Researchers discover new bacteria responsible for intestinal immunodeficiency

Cleveland Clinic researchers have discovered a new bacteria that weakens the gut’s immune system, potentially contributing to certain inflammatory and infectious bowel diseases.

The team identified the bacterium Tomasiella immunophila (T. immunophila), which plays a key role in destroying a crucial immune component of the gut’s multifaceted protective immune barrier.

The identification of this bacteria is the first step towards the development of new treatments for various inflammatory and infectious intestinal diseases. These conditions, including inflammatory bowel disease, Crohn’s disease, and ulcerative colitis, are associated with decreased levels of secretory immunoglobulin A (SIgA), an antibody that protects mucosal surfaces.

The study, published in Sciencewas led by Thaddeus Stappenbeck, MD, Ph.D., chairman of the Department of Inflammation and Immunity at the Cleveland Clinic, and Qiuhe Lu, Ph.D., research associate and first author of the paper.

“Our research represents the critical role of a specific component of the gut microbiome in human health and disease,” said Dr. Stappenbeck.

“By identifying this specific bacteria, we have not only improved our understanding of intestinal diseases, but also opened a promising new treatment avenue. Identifying the culprit behind the breakdown of the gut’s protective adaptive immune barrier is an important step towards the development of much-needed therapies for conditions such as inflammatory bowel disease, Crohn’s disease and ulcerative colitis.

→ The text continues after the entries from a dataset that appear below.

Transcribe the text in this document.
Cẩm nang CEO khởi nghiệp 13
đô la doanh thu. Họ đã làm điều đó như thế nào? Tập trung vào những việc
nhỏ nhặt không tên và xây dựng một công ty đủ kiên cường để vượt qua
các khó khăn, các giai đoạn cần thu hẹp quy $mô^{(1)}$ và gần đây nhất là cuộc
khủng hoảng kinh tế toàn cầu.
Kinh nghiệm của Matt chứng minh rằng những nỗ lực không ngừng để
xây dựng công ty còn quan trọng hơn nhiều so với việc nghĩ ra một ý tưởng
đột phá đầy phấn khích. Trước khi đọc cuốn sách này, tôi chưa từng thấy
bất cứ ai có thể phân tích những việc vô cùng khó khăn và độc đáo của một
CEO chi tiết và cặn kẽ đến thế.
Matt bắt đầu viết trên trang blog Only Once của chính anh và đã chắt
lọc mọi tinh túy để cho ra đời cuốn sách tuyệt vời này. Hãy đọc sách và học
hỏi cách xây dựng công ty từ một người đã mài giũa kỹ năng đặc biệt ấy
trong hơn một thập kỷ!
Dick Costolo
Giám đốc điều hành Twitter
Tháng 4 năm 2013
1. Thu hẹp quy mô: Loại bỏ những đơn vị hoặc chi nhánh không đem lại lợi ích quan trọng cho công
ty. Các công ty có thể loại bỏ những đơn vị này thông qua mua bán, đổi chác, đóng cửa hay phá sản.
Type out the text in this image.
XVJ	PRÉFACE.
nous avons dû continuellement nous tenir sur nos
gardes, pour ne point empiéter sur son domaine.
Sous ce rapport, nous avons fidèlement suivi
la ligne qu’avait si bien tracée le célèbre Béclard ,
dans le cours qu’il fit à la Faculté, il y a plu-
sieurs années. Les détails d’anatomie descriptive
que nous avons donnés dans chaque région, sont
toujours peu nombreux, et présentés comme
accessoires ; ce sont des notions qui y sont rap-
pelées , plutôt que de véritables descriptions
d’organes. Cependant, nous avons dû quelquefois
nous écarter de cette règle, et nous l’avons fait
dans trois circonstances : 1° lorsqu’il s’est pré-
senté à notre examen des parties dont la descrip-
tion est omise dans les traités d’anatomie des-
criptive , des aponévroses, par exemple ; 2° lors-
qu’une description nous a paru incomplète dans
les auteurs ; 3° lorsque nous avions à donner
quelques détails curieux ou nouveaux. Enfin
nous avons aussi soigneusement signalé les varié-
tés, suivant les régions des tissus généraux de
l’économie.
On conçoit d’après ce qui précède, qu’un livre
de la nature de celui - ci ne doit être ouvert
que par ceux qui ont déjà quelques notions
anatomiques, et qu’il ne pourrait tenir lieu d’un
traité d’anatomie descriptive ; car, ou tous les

In the intestine, SIgA continually binds to microbes, preventing them from reaching and damaging body tissues. In previous research, the team found that gut bacteria could reduce SIgA levels, which could lead to an increased risk of infection and excessive inflammation.

In this new study, researchers found that the presence of T. immunophila in the gut increases susceptibility to pathogens and delays repair of the gut’s protective barrier. The name T. immunophila is a tribute to a pioneer in immunology. SIgA was discovered by Dr. Thomas Tomasi, who published his findings in a seminal paper in Science in 1963.

“The rigorous and elegant study by Drs. Stappenbeck and Lu provides a key insight and an exciting potential mechanism for why some people have low or absent levels of SIgA in their gut, while maintaining normal levels of SIgA in their bloodstream.” , says Michael Silverman, MD. , Ph.D., physician in the Division of Infectious Diseases, Children’s Hospital of Philadelphia.

Dr. Silverman, whose expertise includes immune system development, contributed to the research findings. “This finding is very important because SIgA in the gut functions as a critical part of the barrier against the billions of microbes that live in our guts,” Dr. Silverman said. “This study opens a new avenue for developing treatments to manipulate SIgA in the gut and improve health.”

“We know that a significant number of patients have this defect and are at risk of infection and inflammation of the intestine,” Dr. Lu said.

“We hypothesized that a gut microbe capable of degrading SIgA was the culprit. We believe that important therapeutic targets for various inflammatory and infectious diseases in humans may be discovered through our work.”